Katzbube elected to meditate silently on this new and subtle distinction.
“Now—just between you and me—I’m a bit concerned that your relationship with Melanie might be…I’m not saying it is…but I’m saying it could be unsafe.”
“I…please elaborate.”
“Well, you’re a PhD student and she’s an undergrad. There’s a possible power imbalance there.”
“I’m a very young PhD student.”
“What I’m saying,” said Melvin, “is that—Winthrop, you’re surely aware of the dismal employment prospects for PhD students. Particularly in the humanities.”
“Nobody is making the university admit them.”
“Winthrop, Winthrop, Winthrop,” Melvin repeated. “Why—Winty! This is a positive-sum opportunity here. A whole world awaits out there. A whole world with—with far better prospects for a brilliant young thinker like yourself. Think of finance, your—what’s your dissertation on, again?”
“It’s called Land in the Longue Durée, on land distribution and long-term trends in—.”
“That’s it! That’s just it. Think just how successful you could be as a realtor, Winthrop.”
“A realtor.” His head spun, concocting febrile visions of open-house sessions somewhere in South Florida. Winthrop V. Katzbube—over three decades of outstanding performance selling proctologists on the virtues of LEED-certified mood lighting and shag carpeting.
“Yes. I’m hoping to make this meeting a real success for everyone involved, Winthrop—for you, for the university. You can make the university safer and launch yourself into a world of success. Everyone’s hiring.”
When you’re in a trap, bite.
“We’ve been dating for a year and a half and this hasn’t come up. Why, if I may ask, are you bringing this up now?”
“Ah!

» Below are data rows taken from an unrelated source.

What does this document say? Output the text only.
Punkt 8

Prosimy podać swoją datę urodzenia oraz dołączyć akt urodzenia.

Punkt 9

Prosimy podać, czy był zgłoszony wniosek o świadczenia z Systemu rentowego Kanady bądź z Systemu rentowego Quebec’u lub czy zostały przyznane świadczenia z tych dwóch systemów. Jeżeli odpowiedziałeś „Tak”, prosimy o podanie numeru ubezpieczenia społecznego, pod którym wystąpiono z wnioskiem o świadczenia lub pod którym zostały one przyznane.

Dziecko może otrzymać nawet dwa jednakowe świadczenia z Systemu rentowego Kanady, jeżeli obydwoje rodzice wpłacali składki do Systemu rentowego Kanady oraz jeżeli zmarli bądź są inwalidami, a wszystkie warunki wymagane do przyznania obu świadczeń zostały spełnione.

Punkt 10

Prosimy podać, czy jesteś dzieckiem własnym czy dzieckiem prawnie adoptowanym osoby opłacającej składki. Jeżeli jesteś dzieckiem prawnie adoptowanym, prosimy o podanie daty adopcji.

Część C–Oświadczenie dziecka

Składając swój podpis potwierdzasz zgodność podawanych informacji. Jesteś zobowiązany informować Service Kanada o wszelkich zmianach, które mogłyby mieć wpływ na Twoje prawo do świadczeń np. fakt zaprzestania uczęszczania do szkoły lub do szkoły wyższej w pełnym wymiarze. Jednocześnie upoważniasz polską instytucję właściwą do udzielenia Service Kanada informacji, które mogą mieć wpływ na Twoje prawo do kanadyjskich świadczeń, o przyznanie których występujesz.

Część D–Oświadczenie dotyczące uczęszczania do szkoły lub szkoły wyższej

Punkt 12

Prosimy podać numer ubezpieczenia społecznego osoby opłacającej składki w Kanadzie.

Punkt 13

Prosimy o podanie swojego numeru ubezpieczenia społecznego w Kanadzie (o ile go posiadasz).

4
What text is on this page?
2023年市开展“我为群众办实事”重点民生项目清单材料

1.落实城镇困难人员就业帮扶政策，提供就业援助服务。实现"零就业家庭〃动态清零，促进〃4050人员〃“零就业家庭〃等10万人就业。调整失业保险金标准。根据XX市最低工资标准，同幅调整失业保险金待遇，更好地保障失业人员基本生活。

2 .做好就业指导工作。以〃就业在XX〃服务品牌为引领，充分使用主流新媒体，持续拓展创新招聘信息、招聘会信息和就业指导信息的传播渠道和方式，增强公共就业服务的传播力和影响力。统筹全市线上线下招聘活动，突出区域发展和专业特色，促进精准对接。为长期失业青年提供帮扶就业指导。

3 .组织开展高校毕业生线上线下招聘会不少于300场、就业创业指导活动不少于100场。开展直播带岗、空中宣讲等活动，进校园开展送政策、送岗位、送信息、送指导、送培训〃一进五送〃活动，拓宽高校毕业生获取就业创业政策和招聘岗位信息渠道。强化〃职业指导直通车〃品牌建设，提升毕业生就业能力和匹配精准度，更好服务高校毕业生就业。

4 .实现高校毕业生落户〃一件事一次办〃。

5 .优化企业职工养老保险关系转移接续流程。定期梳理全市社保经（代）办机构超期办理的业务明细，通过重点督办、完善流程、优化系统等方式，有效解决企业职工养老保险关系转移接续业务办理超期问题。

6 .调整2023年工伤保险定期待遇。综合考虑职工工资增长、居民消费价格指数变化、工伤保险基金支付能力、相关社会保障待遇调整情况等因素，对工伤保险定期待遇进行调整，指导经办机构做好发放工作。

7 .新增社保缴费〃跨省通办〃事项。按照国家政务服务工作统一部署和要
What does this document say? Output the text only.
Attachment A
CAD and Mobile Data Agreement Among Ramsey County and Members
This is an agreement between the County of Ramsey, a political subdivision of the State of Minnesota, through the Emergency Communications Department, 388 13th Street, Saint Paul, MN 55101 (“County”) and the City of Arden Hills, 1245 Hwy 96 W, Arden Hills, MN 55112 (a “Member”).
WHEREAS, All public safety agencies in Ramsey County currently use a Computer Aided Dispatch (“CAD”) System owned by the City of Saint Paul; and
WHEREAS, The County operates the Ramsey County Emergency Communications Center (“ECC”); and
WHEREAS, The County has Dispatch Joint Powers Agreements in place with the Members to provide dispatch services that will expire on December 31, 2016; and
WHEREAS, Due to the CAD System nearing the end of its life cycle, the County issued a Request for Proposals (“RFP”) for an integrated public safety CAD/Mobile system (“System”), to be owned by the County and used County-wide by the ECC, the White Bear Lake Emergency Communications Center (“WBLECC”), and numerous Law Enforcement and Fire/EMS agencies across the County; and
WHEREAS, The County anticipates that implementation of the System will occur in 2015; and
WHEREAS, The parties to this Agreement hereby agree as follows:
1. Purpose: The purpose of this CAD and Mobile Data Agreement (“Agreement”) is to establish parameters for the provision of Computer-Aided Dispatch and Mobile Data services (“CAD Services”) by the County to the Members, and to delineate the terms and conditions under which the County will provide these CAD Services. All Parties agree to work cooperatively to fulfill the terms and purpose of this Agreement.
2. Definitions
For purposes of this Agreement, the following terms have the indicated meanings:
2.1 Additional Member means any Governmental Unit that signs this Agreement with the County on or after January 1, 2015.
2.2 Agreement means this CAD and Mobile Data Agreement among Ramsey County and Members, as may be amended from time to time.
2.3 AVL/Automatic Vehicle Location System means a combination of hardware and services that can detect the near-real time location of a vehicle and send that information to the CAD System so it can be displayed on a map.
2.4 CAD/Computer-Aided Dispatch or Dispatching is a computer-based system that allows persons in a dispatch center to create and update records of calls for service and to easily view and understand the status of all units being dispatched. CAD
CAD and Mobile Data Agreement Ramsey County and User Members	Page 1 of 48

Yes, yes. A really good question. Are you familiar with the university’s new Four-Year Age Gap Action Plan?”
Katzbube paused and ruminated. Bite…or play dead.
“Oh yes! Yes, I’m so glad you brought that up. That’s been—that’s really been a guiding principle for me.”
“A guiding principle.”
“Yes. I read about the University aiming for an average age gap of four years. That’s why I’m dating someone four years older than me. I’m interrogating hegemonies by being a younger male partner in a straight relationship.”
He watched Melvin slowly, if surely, process this explanation. Within a few seconds it became clear this explanation, while not necessarily believed, was unlikely to be interrogated further.
“I think there’s been a misunderstanding,” said Melvin.
“Oh dear.”
“But it’s good to know we’ll have to update some of our training materials so they’re less confusing. We—”
“Overjoyed to know I can be helpful,” said Katzbube, standing up and pushing in his chair.
“But—”
“Yes, this has been a constructive conversation. You have my email, I think, if you want me to take a look at any training materials to provide suggestions.”
“Winty, we’re not—”
“Sorry, you don’t actually have any disciplinary power, do you?”
“I…”
“Do you?”
Melvin blinked.
“Not unless there’s evidence of abuse.”
“Is there?”
“I was hoping to ask—”
“Cheers.”
Katzbube gave a wave of leave, shut the door to Room 312 behind him, and awaited a joyful evening of combing through grain-price time series.